Pretty sure the role of Michael Patterson was played by a 70 year old Canadian Woman. Remember when Lynnuck made the mistake of revealing excerpts of Mike’s “writing?” No life form with attached testicles writes like that.
This isn’t about the Lisa movie again, is it?
It’s got to be about Bull, CTE and suicide. They could have discussed this at Bull’s funeral but that would have interfered with insulting Bull’s memory.
Yes this is cold ‘Shame about old what’s his name dying. Anyway let’s talk about the real reason I flew here.”
Bull is my Hero…. he found a way out!
Mason want Les to write the companion coffee table book to Cindy’s latest documentary, “Starbuck Jones and the Talking Murder Chimp.”

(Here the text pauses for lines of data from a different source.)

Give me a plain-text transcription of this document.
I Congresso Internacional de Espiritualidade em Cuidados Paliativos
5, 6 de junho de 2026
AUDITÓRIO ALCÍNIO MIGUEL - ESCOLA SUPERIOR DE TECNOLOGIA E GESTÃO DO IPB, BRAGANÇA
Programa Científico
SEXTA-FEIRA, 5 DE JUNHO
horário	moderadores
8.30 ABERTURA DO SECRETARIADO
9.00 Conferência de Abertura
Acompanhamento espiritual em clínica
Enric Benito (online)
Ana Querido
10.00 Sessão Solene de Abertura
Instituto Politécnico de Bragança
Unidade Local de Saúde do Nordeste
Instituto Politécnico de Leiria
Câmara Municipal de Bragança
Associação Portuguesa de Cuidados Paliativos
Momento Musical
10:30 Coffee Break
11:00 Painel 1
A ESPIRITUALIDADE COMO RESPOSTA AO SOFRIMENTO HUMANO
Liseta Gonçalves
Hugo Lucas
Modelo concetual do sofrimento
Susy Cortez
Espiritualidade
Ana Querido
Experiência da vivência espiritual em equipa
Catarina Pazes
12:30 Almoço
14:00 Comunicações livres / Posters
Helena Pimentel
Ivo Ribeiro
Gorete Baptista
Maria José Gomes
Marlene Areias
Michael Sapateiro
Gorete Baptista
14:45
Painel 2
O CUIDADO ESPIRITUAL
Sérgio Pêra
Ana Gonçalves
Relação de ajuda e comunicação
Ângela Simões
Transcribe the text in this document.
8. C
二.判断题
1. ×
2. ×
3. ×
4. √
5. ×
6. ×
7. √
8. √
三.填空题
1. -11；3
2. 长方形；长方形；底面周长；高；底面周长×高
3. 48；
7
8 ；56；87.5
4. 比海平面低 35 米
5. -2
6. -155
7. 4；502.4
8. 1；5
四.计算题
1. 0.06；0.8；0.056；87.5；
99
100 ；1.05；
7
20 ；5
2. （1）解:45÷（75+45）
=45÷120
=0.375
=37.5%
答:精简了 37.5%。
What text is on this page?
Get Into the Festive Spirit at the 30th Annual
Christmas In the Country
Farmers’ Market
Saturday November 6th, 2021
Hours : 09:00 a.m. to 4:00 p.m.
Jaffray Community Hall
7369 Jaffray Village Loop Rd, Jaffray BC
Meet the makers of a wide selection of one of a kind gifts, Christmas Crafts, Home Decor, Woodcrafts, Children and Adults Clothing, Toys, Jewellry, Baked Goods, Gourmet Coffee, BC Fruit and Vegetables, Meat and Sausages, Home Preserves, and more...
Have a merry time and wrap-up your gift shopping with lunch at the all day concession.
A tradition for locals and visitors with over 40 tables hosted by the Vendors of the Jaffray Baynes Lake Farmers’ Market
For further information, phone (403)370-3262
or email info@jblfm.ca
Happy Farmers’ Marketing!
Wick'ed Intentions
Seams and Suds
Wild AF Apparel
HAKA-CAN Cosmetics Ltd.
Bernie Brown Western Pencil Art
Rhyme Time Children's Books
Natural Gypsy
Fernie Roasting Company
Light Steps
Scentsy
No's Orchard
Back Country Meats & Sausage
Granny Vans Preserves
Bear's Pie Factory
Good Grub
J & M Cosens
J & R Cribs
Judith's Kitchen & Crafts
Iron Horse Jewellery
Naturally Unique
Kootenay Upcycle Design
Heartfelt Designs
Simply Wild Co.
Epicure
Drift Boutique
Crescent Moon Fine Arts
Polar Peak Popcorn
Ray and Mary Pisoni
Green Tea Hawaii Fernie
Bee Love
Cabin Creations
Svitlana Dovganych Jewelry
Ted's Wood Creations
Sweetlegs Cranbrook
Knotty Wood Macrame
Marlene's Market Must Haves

There is one reason Mason wants to talk to Les– Mason has probably optioned the long dead Lisa’s Story movie out of turnaround purgatory and wants Les’s blessing to try again to do the movie. This time as an independent movie to be streamed on Netflix. It is Mason’s dream to finally play Les on the big screen and he’s got some big star lined up to play St. Lisa
It’s my dream to play the guy who takes the bent nail, straightens it out and helps nail Les to the cross.
Am I evil because I busted out laughing at this? Yeah, probably…
Incidentally…….
“Crucifixion?”
“Yuh.”
“Very good. Crucifixion?”
“Yes.”
“Very good. Crucifixion?”
“No.”
“Oh, well off you go, then!”
“Awww I’m just joking! YES, crucifixion.”
There is one reason Mason wants to talk to Les– Mason has probably optioned the long dead Lisa’s Story movie out of turnaround purgatory and wants Les’s blessing to try again to do the movie. This time as an independent movie to be streamed on Netflix. It is Mason’s dream to finally play Les on the big screen and he’s got some big star lined up to play St. Lisa
Marianne Winters.
Can we hope that by now she’s become a man-eating A-list actress who steals her costars from their hapless girlfriends? I don’t care what happens to Cindy; I just want to see Mason go away forever.
Normally, when a kill fee is paid (as it was to Les), that project is deader than dead. It effectively terminates the entire contract. The whole process would have to start from the beginning. And the only thing less realistic than Hollywood paying to option Lisa’s Story is Hollywood paying to option Lisa’s Story twice.
Not that any of this will be an obstacle in the Funkyverse,of course.
Look, Cindy and Mason are drinking Westview’s favorite diet drink, Copro Lite. But why aren’t those wacky kids sharing a single drink with two straws in it?
Krankenschaaften: “Remember senior year back when we were at Akron and on your birthday I got you more wasted than you had ever been and passed you around the frat house and you did all my brothers three at a time??” Why oh why didn’t I videotape that!?